Geez, I'm hungry. I wish I had King Kong Gyros. I've got some Kosher Dill pickles in the fridge that have my name on it. That'll do for now.


  1. BWAHAHA! Now you are forever in the throes of cycling! Glad to have you here.

    By the way, where have you been? Granted anyone else riding consistently could ask me the same question, so I guess that answers that.

  2. Giro Wuh?

    Joking. Long time no see. You doing the Tour de Cure ride next Sunday?

  3. I'm officially psychotic about cycling.

    As for whereabouts, I'm still swimming & running, but you people don't care about that. As for biking, morning Shabbos+1 rides don't work for me unless we're waking the roosters. With Katherine's work schedule, here's what I've got: Weekend#1 6AM start times; Weekend #2: After 3PM. I've also been a regular on the Wednesday Trek Store rides.

    I like to think that one day when I quit caring about cycling and become a true sociopath (golfer), those early morning start times will work out well for me. It's comforting to know that after 18 holes, I will still be able to mow the lawn in Bermudas and golf cleats by 10 AM. Uh oh, more boring golf talk!

    Here's the summary, Shim:
    1) Boring stuff blah blah blah
    2) I like cycling now!

  4. " ... likely countless American tourists here that have no idea that this race is even going on."

    I think that's Italy's fault. It'a all about the marketing. France has figured it out. "Giro d'Italia" doesn't rhyme with "Lance" so who cares about it?

    Make sure you ride through Elmwood at about 7 AM on Sundays. I'll pull out an 8 on 2 (wedge hole), and send whitey your way.

  5. that and the Italian media has boycotted Lance for organizing the protest that the Giro circuit courses were too dangerous. Yeah. Nice try.

    It was always fun to try to hit the chickewire shrouded golf cart shagging balls at the range. We'd put a dollar on that one. Deal's still on for Elmwood #2.

  6. I don't get it, at least not yet.

    Similarly, I like to eat (and I think I'm pretty good at it), but don't think I'd linger too long on ESPN-12's International Competitive Eating Semi-Finals if I came across it on the TV.

  7. wha-sa you mean you don't a-know any italianios? shuttup a you face and ask-a your fratello Murphini about El Gyro. I've had them in Chicago at the Gold Coast hot dog stand. Get it dipped with the spicy peppers. Es Bueno.

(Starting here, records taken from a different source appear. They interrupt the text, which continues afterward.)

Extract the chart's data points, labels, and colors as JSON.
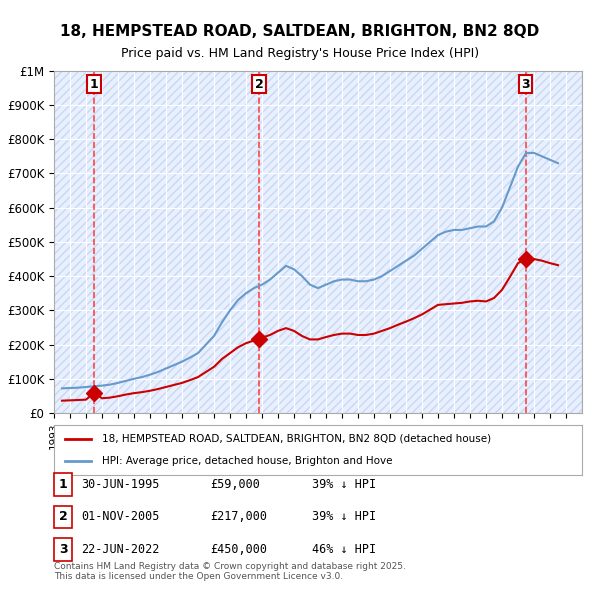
{
  "title": "18, HEMPSTEAD ROAD, SALTDEAN, BRIGHTON, BN2 8QD",
  "subtitle": "Price paid vs. HM Land Registry's House Price Index (HPI)",
  "ylabel": "",
  "background_color": "#ffffff",
  "plot_bg_color": "#e8f0ff",
  "hatch_color": "#c8d8f0",
  "grid_color": "#ffffff",
  "red_line_color": "#cc0000",
  "blue_line_color": "#6699cc",
  "sale_marker_color": "#cc0000",
  "dashed_line_color": "#ff4444",
  "legend_label_red": "18, HEMPSTEAD ROAD, SALTDEAN, BRIGHTON, BN2 8QD (detached house)",
  "legend_label_blue": "HPI: Average price, detached house, Brighton and Hove",
  "sales": [
    {
      "num": 1,
      "date_x": 1995.5,
      "price": 59000,
      "label": "30-JUN-1995",
      "price_label": "£59,000",
      "hpi_label": "39% ↓ HPI"
    },
    {
      "num": 2,
      "date_x": 2005.83,
      "price": 217000,
      "label": "01-NOV-2005",
      "price_label": "£217,000",
      "hpi_label": "39% ↓ HPI"
    },
    {
      "num": 3,
      "date_x": 2022.47,
      "price": 450000,
      "label": "22-JUN-2022",
      "price_label": "£450,000",
      "hpi_label": "46% ↓ HPI"
    }
  ],
  "yticks": [
    0,
    100000,
    200000,
    300000,
    400000,
    500000,
    600000,
    700000,
    800000,
    900000,
    1000000
  ],
  "ytick_labels": [
    "£0",
    "£100K",
    "£200K",
    "£300K",
    "£400K",
    "£500K",
    "£600K",
    "£700K",
    "£800K",
    "£900K",
    "£1M"
  ],
  "xlim": [
    1993,
    2026
  ],
  "ylim": [
    0,
    1000000
  ],
  "footer": "Contains HM Land Registry data © Crown copyright and database right 2025.\nThis data is licensed under the Open Government Licence v3.0.",
  "hpi_data": {
    "years": [
      1993.5,
      1994.0,
      1994.5,
      1995.0,
      1995.5,
      1996.0,
      1996.5,
      1997.0,
      1997.5,
      1998.0,
      1998.5,
      1999.0,
      1999.5,
      2000.0,
      2000.5,
      2001.0,
      2001.5,
      2002.0,
      2002.5,
      2003.0,
      2003.5,
      2004.0,
      2004.5,
      2005.0,
      2005.5,
      2006.0,
      2006.5,
      2007.0,
      2007.5,
      2008.0,
      2008.5,
      2009.0,
      2009.5,
      2010.0,
      2010.5,
      2011.0,
      2011.5,
      2012.0,
      2012.5,
      2013.0,
      2013.5,
      2014.0,
      2014.5,
      2015.0,
      2015.5,
      2016.0,
      2016.5,
      2017.0,
      2017.5,
      2018.0,
      2018.5,
      2019.0,
      2019.5,
      2020.0,
      2020.5,
      2021.0,
      2021.5,
      2022.0,
      2022.5,
      2023.0,
      2023.5,
      2024.0,
      2024.5
    ],
    "values": [
      72000,
      73000,
      74000,
      76000,
      78000,
      80000,
      83000,
      88000,
      94000,
      100000,
      105000,
      112000,
      120000,
      130000,
      140000,
      150000,
      162000,
      175000,
      200000,
      225000,
      265000,
      300000,
      330000,
      350000,
      365000,
      375000,
      390000,
      410000,
      430000,
      420000,
      400000,
      375000,
      365000,
      375000,
      385000,
      390000,
      390000,
      385000,
      385000,
      390000,
      400000,
      415000,
      430000,
      445000,
      460000,
      480000,
      500000,
      520000,
      530000,
      535000,
      535000,
      540000,
      545000,
      545000,
      560000,
      600000,
      660000,
      720000,
      760000,
      760000,
      750000,
      740000,
      730000
    ]
  },
  "red_data": {
    "years": [
      1993.5,
      1994.0,
      1994.5,
      1995.0,
      1995.5,
      1996.0,
      1996.5,
      1997.0,
      1997.5,
      1998.0,
      1998.5,
      1999.0,
      1999.5,
      2000.0,
      2000.5,
      2001.0,
      2001.5,
      2002.0,
      2002.5,
      2003.0,
      2003.5,
      2004.0,
      2004.5,
      2005.0,
      2005.5,
      2005.83,
      2006.0,
      2006.5,
      2007.0,
      2007.5,
      2008.0,
      2008.5,
      2009.0,
      2009.5,
      2010.0,
      2010.5,
      2011.0,
      2011.5,
      2012.0,
      2012.5,
      2013.0,
      2013.5,
      2014.0,
      2014.5,
      2015.0,
      2015.5,
      2016.0,
      2016.5,
      2017.0,
      2017.5,
      2018.0,
      2018.5,
      2019.0,
      2019.5,
      2020.0,
      2020.5,
      2021.0,
      2021.5,
      2022.0,
      2022.47,
      2022.5,
      2023.0,
      2023.5,
      2024.0,
      2024.5
    ],
    "values": [
      36000,
      37000,
      38000,
      39000,
      59000,
      43000,
      45000,
      49000,
      54000,
      58000,
      61000,
      65000,
      70000,
      76000,
      82000,
      88000,
      96000,
      105000,
      120000,
      135000,
      158000,
      175000,
      192000,
      204000,
      212000,
      217000,
      220000,
      228000,
      240000,
      248000,
      240000,
      225000,
      215000,
      215000,
      222000,
      228000,
      232000,
      232000,
      228000,
      228000,
      232000,
      240000,
      248000,
      258000,
      267000,
      277000,
      288000,
      302000,
      316000,
      318000,
      320000,
      322000,
      326000,
      328000,
      326000,
      336000,
      360000,
      398000,
      438000,
      450000,
      452000,
      450000,
      445000,
      438000,
      432000
    ]
  }
}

    Just because I haven't been to Europe (that was brother Matt), doesn't mean I can't hijack this conversation about my italianity. By god, I wrecked a Campy chain this weekend after following Munson's instx how to clean it. (Turns out I should have threaded it correctly THROUGH the dereuller pulleys before shiftig and torquing it crooked!)

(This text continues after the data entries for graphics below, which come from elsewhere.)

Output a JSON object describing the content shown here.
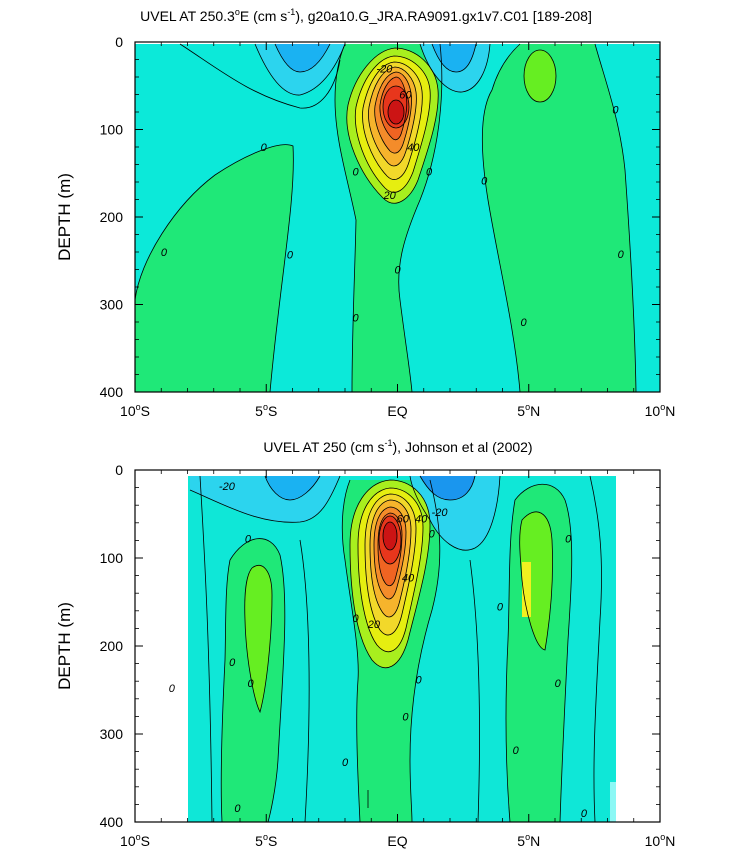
{
  "chart_data": [
    {
      "type": "heatmap",
      "title_main": "UVEL AT 250.3",
      "title_deg": "o",
      "title_mid": "E (cm s",
      "title_sup": "-1",
      "title_end": "), g20a10.G_JRA.RA9091.gx1v7.C01 [189-208]",
      "ylabel": "DEPTH (m)",
      "xlim": [
        -10,
        10
      ],
      "ylim": [
        400,
        0
      ],
      "x_ticks": [
        {
          "v": -10,
          "num": "10",
          "hem": "S"
        },
        {
          "v": -5,
          "num": "5",
          "hem": "S"
        },
        {
          "v": 0,
          "num": "EQ",
          "hem": ""
        },
        {
          "v": 5,
          "num": "5",
          "hem": "N"
        },
        {
          "v": 10,
          "num": "10",
          "hem": "N"
        }
      ],
      "y_ticks": [
        "0",
        "100",
        "200",
        "300",
        "400"
      ],
      "contour_labels": [
        {
          "text": "-20",
          "x": -0.5,
          "y": 30
        },
        {
          "text": "60",
          "x": 0.3,
          "y": 60
        },
        {
          "text": "40",
          "x": 0.6,
          "y": 120
        },
        {
          "text": "20",
          "x": -0.3,
          "y": 175
        },
        {
          "text": "0",
          "x": 0.0,
          "y": 260
        },
        {
          "text": "0",
          "x": -5.1,
          "y": 120
        },
        {
          "text": "0",
          "x": -1.6,
          "y": 148
        },
        {
          "text": "0",
          "x": 1.2,
          "y": 148
        },
        {
          "text": "0",
          "x": 3.3,
          "y": 158
        },
        {
          "text": "0",
          "x": -8.9,
          "y": 240
        },
        {
          "text": "0",
          "x": -4.1,
          "y": 243
        },
        {
          "text": "0",
          "x": 8.3,
          "y": 77
        },
        {
          "text": "0",
          "x": 8.5,
          "y": 242
        },
        {
          "text": "0",
          "x": -1.6,
          "y": 315
        },
        {
          "text": "0",
          "x": 4.8,
          "y": 320
        }
      ],
      "peak": {
        "x": 0.0,
        "y": 80,
        "value": 90
      },
      "max_abs": 90,
      "note_units": "cm/s"
    },
    {
      "type": "heatmap",
      "title_main": "UVEL AT 250 (cm s",
      "title_sup": "-1",
      "title_end": "), Johnson et al (2002)",
      "ylabel": "DEPTH (m)",
      "xlim": [
        -10,
        10
      ],
      "ylim": [
        400,
        0
      ],
      "x_ticks": [
        {
          "v": -10,
          "num": "10",
          "hem": "S"
        },
        {
          "v": -5,
          "num": "5",
          "hem": "S"
        },
        {
          "v": 0,
          "num": "EQ",
          "hem": ""
        },
        {
          "v": 5,
          "num": "5",
          "hem": "N"
        },
        {
          "v": 10,
          "num": "10",
          "hem": "N"
        }
      ],
      "y_ticks": [
        "0",
        "100",
        "200",
        "300",
        "400"
      ],
      "data_extent": {
        "x": [
          -8.0,
          8.3
        ],
        "y": [
          0,
          400
        ]
      },
      "contour_labels": [
        {
          "text": "-20",
          "x": -6.5,
          "y": 18
        },
        {
          "text": "-20",
          "x": 1.6,
          "y": 48
        },
        {
          "text": "60",
          "x": 0.2,
          "y": 55
        },
        {
          "text": "40",
          "x": 0.9,
          "y": 55
        },
        {
          "text": "40",
          "x": 0.4,
          "y": 122
        },
        {
          "text": "20",
          "x": -0.9,
          "y": 175
        },
        {
          "text": "0",
          "x": -5.7,
          "y": 78
        },
        {
          "text": "0",
          "x": 1.3,
          "y": 72
        },
        {
          "text": "0",
          "x": 6.5,
          "y": 78
        },
        {
          "text": "0",
          "x": 3.9,
          "y": 155
        },
        {
          "text": "0",
          "x": -1.6,
          "y": 168
        },
        {
          "text": "0",
          "x": -6.3,
          "y": 218
        },
        {
          "text": "0",
          "x": -8.6,
          "y": 248
        },
        {
          "text": "0",
          "x": -5.6,
          "y": 242
        },
        {
          "text": "0",
          "x": 0.8,
          "y": 238
        },
        {
          "text": "0",
          "x": 6.1,
          "y": 242
        },
        {
          "text": "0",
          "x": 0.3,
          "y": 280
        },
        {
          "text": "0",
          "x": 4.5,
          "y": 318
        },
        {
          "text": "0",
          "x": -2.0,
          "y": 332
        },
        {
          "text": "0",
          "x": -6.1,
          "y": 384
        },
        {
          "text": "0",
          "x": 7.1,
          "y": 390
        }
      ],
      "peak": {
        "x": -0.2,
        "y": 75,
        "value": 90
      },
      "max_abs": 90,
      "note_units": "cm/s"
    }
  ]
}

    BTW, where is Cyclism Sunday when you need it? Giro would be much more fun to watch than Bull Riding!

    Looks like Brady, Brendan and I will ride on Sunday morning here in KC. If you show mercy on the uphills, I'll show mercy on the downhills

  8. Scott: If it's not appreciating Gyros, it's likely because you're vegan and there isn't a tofu version out there. If it's universal sports coverage of the Gyro you don't get, rabbit ears and a digital receiver will pull in local channel 6.2. If its not yet appreciating the Giro, give it some time. It took me >20 yrs, but you're a faster study than I ever was.

    Murphy-ni: you're the Italian family's hired Mic, looking pretty on the surface, but doing the dirty work beneath the scenes. Among the inner circle, but you'll never scrub the Irish blood out of you.

    I've enjoyed the Chicago Gold Coast hot dog stand, too. It wasn't a gyro, but a blistering atomic dog with all the fixins including jalapenos. Sweat's breaking out on my forehead even thinking about it now. Delicious.

    Sunday will be fun riding with you and Brendan. <- That fella gets a little squirrely sitting in on the hills. If he hangs back, I will too. But if he lets loose, it'll be on. You'll have to unload one of your famous downhill attacks to bridge.